ARTIGO

Há quanto não te escrevo!

Por David Chagas | 13/02/2023 | Tempo de leitura: 4 min

O pensamento, por vezes, bem nos faz/ ao retomar o que nunca quis perder. / Mas dói. Quanto dói toda vez que a memória, / o perdido, insiste em revolver.

Nunca supus, tantos anos passados, pudesse a lembrança, recuperar a sensação penosa daquele instante. A dimensão do sentimento da morte, avaliar, só depois de conhecida. A separação inevitável, o peso da ausência, as lembranças pela casa, o tempero da sopa, a medição da febre em cada beijo dado, o gesto sem medida e necessário.

O caminhar solitário da cachorrinha amada, uivando no quintal, à procura da dona... a máquina de coser, os moldes desenhados sob medida para suas meninas, os antúrios, flores em espádice, espatas vermelhas e rosas, agora, por mais que admiradas, à procura do olhar cúmplice elogiando elegância, beleza e cor... A água parece não bastar para a sobrevida. Falta-lhes o olhar que abençoa, acarinha, enternece.

Naquela manhã distante – ou  noite que se armou naquela madrugada? – interminável, céu límpido, escolas inaugurando atividades letivas, as mãos da Indesejada. Soube ser gentil no gesto, mas soberana na ação. Ou como escreveu o poeta: cumpriu o objetivo e decretou: fim!

Este, o repassar da memória, hoje, cinquenta anos passados! Há quem esqueça a data. Não, entre nós. Permanece.

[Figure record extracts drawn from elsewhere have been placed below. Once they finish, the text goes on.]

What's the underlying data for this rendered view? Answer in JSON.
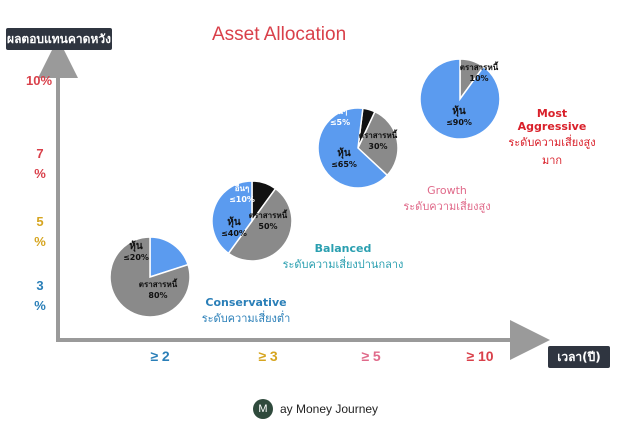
{
  "chart_data": {
    "type": "pie",
    "title": "Asset Allocation",
    "ylabel": "ผลตอบแทนคาดหวัง",
    "xlabel": "เวลา(ปี)",
    "y_ticks": [
      {
        "label": "3 %",
        "color": "#2a7fb8"
      },
      {
        "label": "5 %",
        "color": "#d6a520"
      },
      {
        "label": "7 %",
        "color": "#d9404a"
      },
      {
        "label": "10%",
        "color": "#d9404a"
      }
    ],
    "x_ticks": [
      {
        "label": "≥ 2",
        "color": "#2a7fb8"
      },
      {
        "label": "≥ 3",
        "color": "#d6a520"
      },
      {
        "label": "≥ 5",
        "color": "#e06a8a"
      },
      {
        "label": "≥ 10",
        "color": "#d9404a"
      }
    ],
    "portfolios": [
      {
        "name": "Conservative",
        "subtitle": "ระดับความเสี่ยงต่ำ",
        "color": "#2a7fb8",
        "slices": [
          {
            "label": "หุ้น",
            "value_label": "≤20%",
            "value": 20,
            "color": "#5b9bef"
          },
          {
            "label": "ตราสารหนี้",
            "value_label": "80%",
            "value": 80,
            "color": "#8a8a8a"
          }
        ]
      },
      {
        "name": "Balanced",
        "subtitle": "ระดับความเสี่ยงปานกลาง",
        "color": "#2a9fb0",
        "slices": [
          {
            "label": "อื่นๆ",
            "value_label": "≤10%",
            "value": 10,
            "color": "#111111"
          },
          {
            "label": "ตราสารหนี้",
            "value_label": "50%",
            "value": 50,
            "color": "#8a8a8a"
          },
          {
            "label": "หุ้น",
            "value_label": "≤40%",
            "value": 40,
            "color": "#5b9bef"
          }
        ]
      },
      {
        "name": "Growth",
        "subtitle": "ระดับความเสี่ยงสูง",
        "color": "#e06a8a",
        "slices": [
          {
            "label": "อื่นๆ",
            "value_label": "≤5%",
            "value": 5,
            "color": "#111111"
          },
          {
            "label": "ตราสารหนี้",
            "value_label": "30%",
            "value": 30,
            "color": "#8a8a8a"
          },
          {
            "label": "หุ้น",
            "value_label": "≤65%",
            "value": 65,
            "color": "#5b9bef"
          }
        ]
      },
      {
        "name": "Most Aggressive",
        "subtitle": "ระดับความเสี่ยงสูงมาก",
        "color": "#d9202a",
        "slices": [
          {
            "label": "ตราสารหนี้",
            "value_label": "10%",
            "value": 10,
            "color": "#8a8a8a"
          },
          {
            "label": "หุ้น",
            "value_label": "≤90%",
            "value": 90,
            "color": "#5b9bef"
          }
        ]
      }
    ]
  },
  "footer": {
    "logo_letter": "M",
    "brand": "ay Money Journey"
  }
}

Não há falta na ausência.

Quando, em dias turvos como aquele, a noite veio, não houve descanso, tamanho o peso da sombra.

Restou escrever: “Bemvinda foi partindo de mansinho / e mansamente foi chegando ao céu. / Não bateu. A porta, estava aberta. / Não pediu para entrar: Deus recebeu!”

Maria, a Mãe, no seu jeito próprio de ser, deu o sentido pleno de sua chegada e a razão de seu nome. Bemvinda. “Bem-vinda, filha, vem! Há muito te esperava.”

Sempre me ocupei de explicar a mim mesmo o nome de minha mãe. Já escrevi sobre isso. Gostava do jeito que encontrava para contar a astúcia do pai ao dar nome às pessoas, aos animais, aos textos que publicava, às coisas. O intuito, ao que parece, além da artimanha revelada, era popularizar o que parecia estranho aos ouvidos. Espécie de meme, como se diz agora. A seu tempo e a seu modo, também viralizava. Assim foi com o próprio nome da filha, com suas colunas em jornal, com sua presença nos ambientes em que se apresentava brincando com as palavras.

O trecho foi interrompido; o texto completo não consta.